Daha sonra Kartal’daki Anadolu Adliyesi’nin alt katında nezarette tutulduklarını söyleyen Doğan'a da Aslı Altınok gibi ifadesi dahi alınmadan ev hapsi cezası verildi.

Doğan bu durumu şöyle anlatıyor:

Saat 14:00- 15:00 civarlarında oradaydık. Ve o saatten 23:00’e kadar hiç bir açıklama yapılmadan nezarette tutulmaya devam edildik. Sonra 'savcıya ifadeye çıkacaksınız' dediler. Savcıya filan çıkmadık. Aradan zaman geçtiğinde bazı görevliler gelip 10 arkadaşın tutuklama talebiyle götürüldüğünü, bizim denetim talebiyle mahkemeye sevk edildiğimizi söyledi. Ve biz suçlandığımız şeyden haberimiz olmadan, savcının tam olarak hangi suçlamalarla sevk ettiğini, hâkimin neyle yargıladığını bilmeden saatlerce tutulduk. Sadece 'adli kontrol' dediler.
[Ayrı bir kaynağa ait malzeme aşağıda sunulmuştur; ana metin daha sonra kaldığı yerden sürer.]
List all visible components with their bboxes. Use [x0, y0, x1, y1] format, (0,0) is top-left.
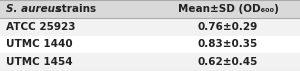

Âmâ hâkime ifade vermedik, savcıya ifade vermedik, savunma yapmadık ve en önemlisi hangi suçlamalarla yargılandığımızdan haberimiz bile yoktu. 23:00 civarında çıktık. Çıktığımızda ben ev hapsi aldığımı Milletvekili Erkan Baş’tan öğrendim.  

"Ev hapsiyle maddi sıkıntılar gelecek"

Doğan, ev hapsi ile birlikte işsizlikle boğuşacağını ve maddi sıkıtılar yaşayacağını belirtti:

Mart ayından beri işsizim. Nisan ayında kültür sanat merkezimizi açmayı planlıyorduk fakat koronavirüs nedeniyle bütün atölyeler iptal edildi. Geçen yıl mart ayından beri işsizim diyebilirim. Ara ara drama atölyeleri düzenliyoruz online olarak. Borç harç içerisinde geçinmeye çalışıyorum. Bu ev hapsi sürecİ benim işsizliğimi daha da derinleştiren ve maddi imkân sağlamamı elimden alan bir şeye dönüştü.

"Cezaevinde fatura yok ama ev hapsinde var"

"Hapis değil bu ev hapsi diye söylüyorlar fakat normal hapisten dezavantajları da var" diyen Baran Doğan, bunu şu sözlerle açıklıyor:

Mesela; elektrik, su, doğalgaz, kira gibi dertlere cezaevindeyken sahip değilsin. Çünkü devlet bu yükümlülüğü senin üzerinden alıyor. Fakat ev hapsinde devlet bu yükümlülüğü senin üzerine yıkıyor. Bundan dolayı biz bu sefer ciddi bir imkânsızlık içerisindeyiz. Gıda, mutfak ve ev giderlerini kim karşılayacak? Bizi bir evin içerisinde bıraktılar, işsiz bıraktılar, aç bıraktılar. İş olana vermediler ve evden çıkmamız halinde tutuklanacağımızı söylüyorlar. Bunun hapisten hiçbir farkı yok. Tek olanağımız film izleyebilmek, televizyon seyredebilmek ve internet kullanabilmek. Bunların dışında hiç hapisten hiçbir farkı yok.